Die IGF beschleunigt und unterstützt den Muskelaufbau durch Verbesserung der Proteinsynthese, Erhöhung der Glukoseaufnahme, Regulierung der Aminosäurenverteilung und -zuordnung in den Skelettmuskeln und Aktivierung von Satelitenzellen. Weshalb sind Regenerierungszeiten für den Muskelaufbau von Bedeutung? Geben Sie Ihrem Organismus nicht die notwendigen Regenerierungsphasen und die passende Nahrung, kann der aufbauende ( "Muskelaufbau") Prozess rasch umgedreht werden und ein katabolischer ( "Muskelabbau") Prozess eingeleitet werden.

Das heißt, die Zeit, in der Ihr Muskelproteinstoffwechsel nach dem Trainieren voll ist, liegt in der Tat bei 24 - 48 Std. Die Resonanzfrequenz ist in der Tat sehr hoch. Während dieser Zeit entscheidet die Interaktion zwischen dem Eiweißstoffwechsel und den gelieferten Nahrungsbestandteilen über den Einfluß der Nahrung auf die Hypertrophie der Muskeln. Daher steht das Muskeltraining nicht in direktem Zusammenhang mit der Diät vor oder nach dem Sport, sondern damit, wie Sie während der Regenerationsphasen essen.
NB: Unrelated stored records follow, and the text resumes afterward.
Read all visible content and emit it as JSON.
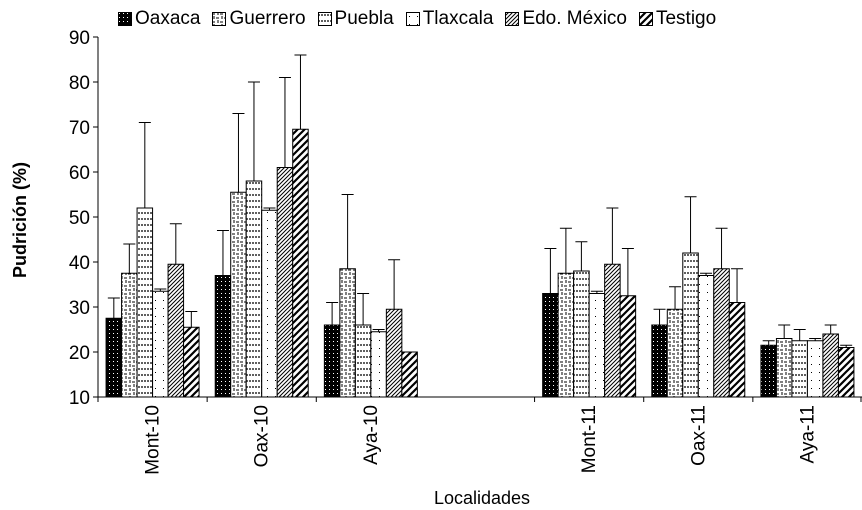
{
  "chart_data": {
    "type": "bar",
    "xlabel": "Localidades",
    "ylabel": "Pudrición (%)",
    "ylim": [
      10,
      90
    ],
    "yticks": [
      10,
      20,
      30,
      40,
      50,
      60,
      70,
      80,
      90
    ],
    "categories": [
      "Mont-10",
      "Oax-10",
      "Aya-10",
      "Mont-11",
      "Oax-11",
      "Aya-11"
    ],
    "series": [
      {
        "name": "Oaxaca",
        "values": [
          27.5,
          37.0,
          26.0,
          33.0,
          26.0,
          21.5
        ],
        "errors": [
          4.5,
          10.0,
          5.0,
          10.0,
          3.5,
          1.0
        ]
      },
      {
        "name": "Guerrero",
        "values": [
          37.5,
          55.5,
          38.5,
          37.5,
          29.5,
          23.0
        ],
        "errors": [
          6.5,
          17.5,
          16.5,
          10.0,
          5.0,
          3.0
        ]
      },
      {
        "name": "Puebla",
        "values": [
          52.0,
          58.0,
          26.0,
          38.0,
          42.0,
          22.5
        ],
        "errors": [
          19.0,
          22.0,
          7.0,
          6.5,
          12.5,
          2.5
        ]
      },
      {
        "name": "Tlaxcala",
        "values": [
          33.5,
          51.5,
          24.5,
          33.0,
          37.0,
          22.5
        ],
        "errors": [
          0.5,
          0.5,
          0.5,
          0.5,
          0.5,
          0.5
        ]
      },
      {
        "name": "Edo. México",
        "values": [
          39.5,
          61.0,
          29.5,
          39.5,
          38.5,
          24.0
        ],
        "errors": [
          9.0,
          20.0,
          11.0,
          12.5,
          9.0,
          2.0
        ]
      },
      {
        "name": "Testigo",
        "values": [
          25.5,
          69.5,
          20.0,
          32.5,
          31.0,
          21.0
        ],
        "errors": [
          3.5,
          16.5,
          0,
          10.5,
          7.5,
          0.5
        ]
      }
    ],
    "legend_position": "top",
    "grid": false,
    "colors": {
      "outline": "#000000",
      "fill": "#ffffff"
    }
  }
}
Diejenigen, die Disziplin iert sind und sich an einen gut durchdachten Diätplan halten, können auch wirksam Muskeln auffüllen. Dies gilt auch für den Muskelaufbau, der je nach Lebensalter, Sexualität und genetischer Ausstattung verschieden ausfallen kann. So können z. B. bei einer Frau im Allgemeinen viel schwerere Muskeln aufgebaut werden als bei einem Mann, da sie einen relativ sehr niedrigen Testtosteronspiegel hat.

Die Hypertrophie der Muskeln ist ein langer Vorgang und nimmt bei den meisten Menschen einige Zeit in Anspruch. Alle haben unterschiedliche naturgenetische Voraussetzungen und einige Menschen brauchen daher mehr Zeit, um Muskeln aufzubauen als andere. Einflussfaktoren wie der hormonelle Gleichgewichtssinn, die Zahl und Zusammensetzung der Muskelsträhnen und die Möglichkeit, Satelitenzellen zu aktiviert, haben einen enormen Einfluss auf das Muskulaturwachstum und stellen sicher, dass der Muskelaufbau für jeden Einzelnen anders verläuft.
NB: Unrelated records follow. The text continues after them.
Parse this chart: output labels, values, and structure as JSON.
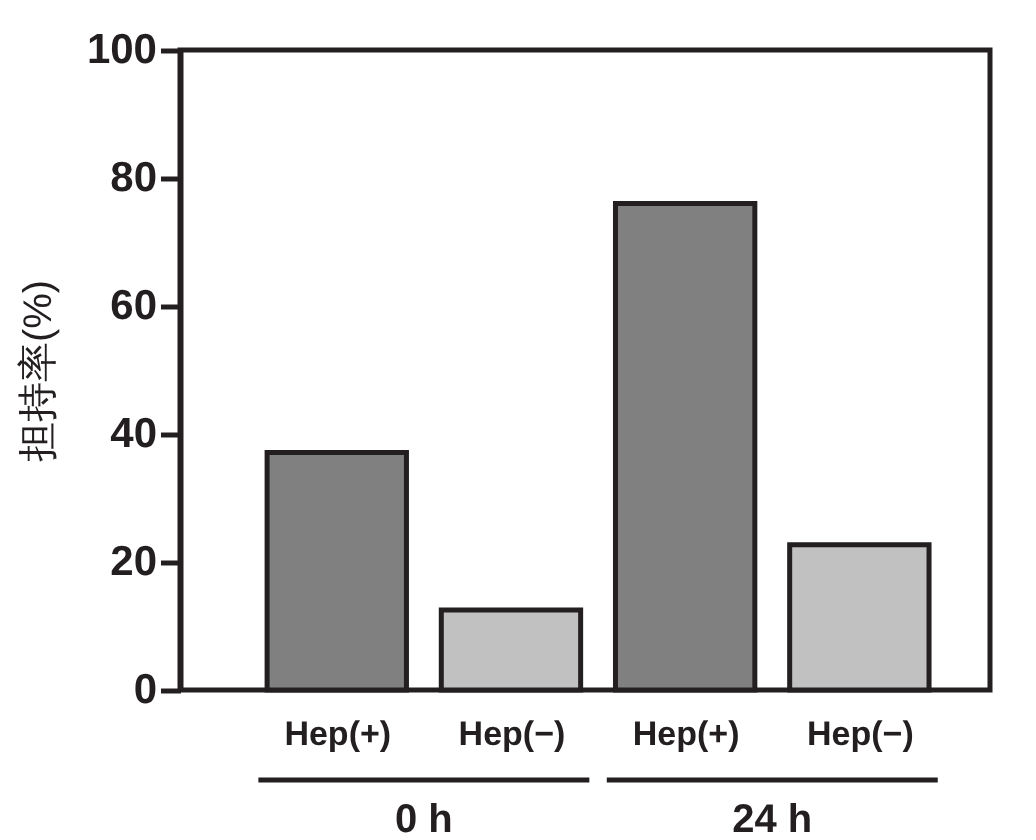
{
  "chart_data": {
    "type": "bar",
    "ylabel": "担持率(%)",
    "categories": [
      "Hep(+)",
      "Hep(−)",
      "Hep(+)",
      "Hep(−)"
    ],
    "values": [
      37.1,
      12.5,
      76.0,
      22.7
    ],
    "colors": [
      "#808080",
      "#c0c1c0",
      "#808080",
      "#c0c1c0"
    ],
    "annotations": [
      "0 h",
      "24 h"
    ],
    "ylim": [
      0,
      100
    ],
    "yticks": [
      0,
      20,
      40,
      60,
      80,
      100
    ],
    "grid": false
  }
}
Damit der Muskelaufbau optimal unterstützt wird, muss die Eiweißsyntheserate größer sein als die Abbaurate. Dazu müssen Sie täglich genügend Eiweiß zu sich nehmen - für die Eiweißsynthese - sowie Kohlehydrate - um die Regeneration von geschädigten Muskeln zu verbessern. Erwarten Sie keine Ergebnisse über Nacht und seien Sie darauf vorbereitet, dass es viele Jahre in Anspruch nimmt, um Ihr Muskelziel zu verwirklichen.

Wenn Sie die körpereigenen Muskelaufbauprozesse verstehen, können Sie die Leistungsbereitschaft nie aufgeben und Ihr angestrebtes Leistungsziel so effizient wie möglich einhalten. Zur Auslösung des Muskelwachstums müssen Sie Ihre Muskeln dazu veranlassen, sich an den hohen körperlichen Druck zu gewöhnen, den Sie durch den sogenannten Druck erzeugen, der über dem Druck liegt, an den Ihr Organismus bereits gewöhnt ist.

Dies kann erreicht werden, indem man schwere Lasten anhebt und die ganze Zeit verschiedene Sportarten ausübt (so dass mehr Muskeln geschädigt werden können und die Muskeln rascher müde werden). Im Anschluss an das Trainieren folgt der entscheidende Teil: Ausreichende Genesung und eine angemessene Nährstoffversorgung zur Förderung von Regenerierung und Muskelaufbau.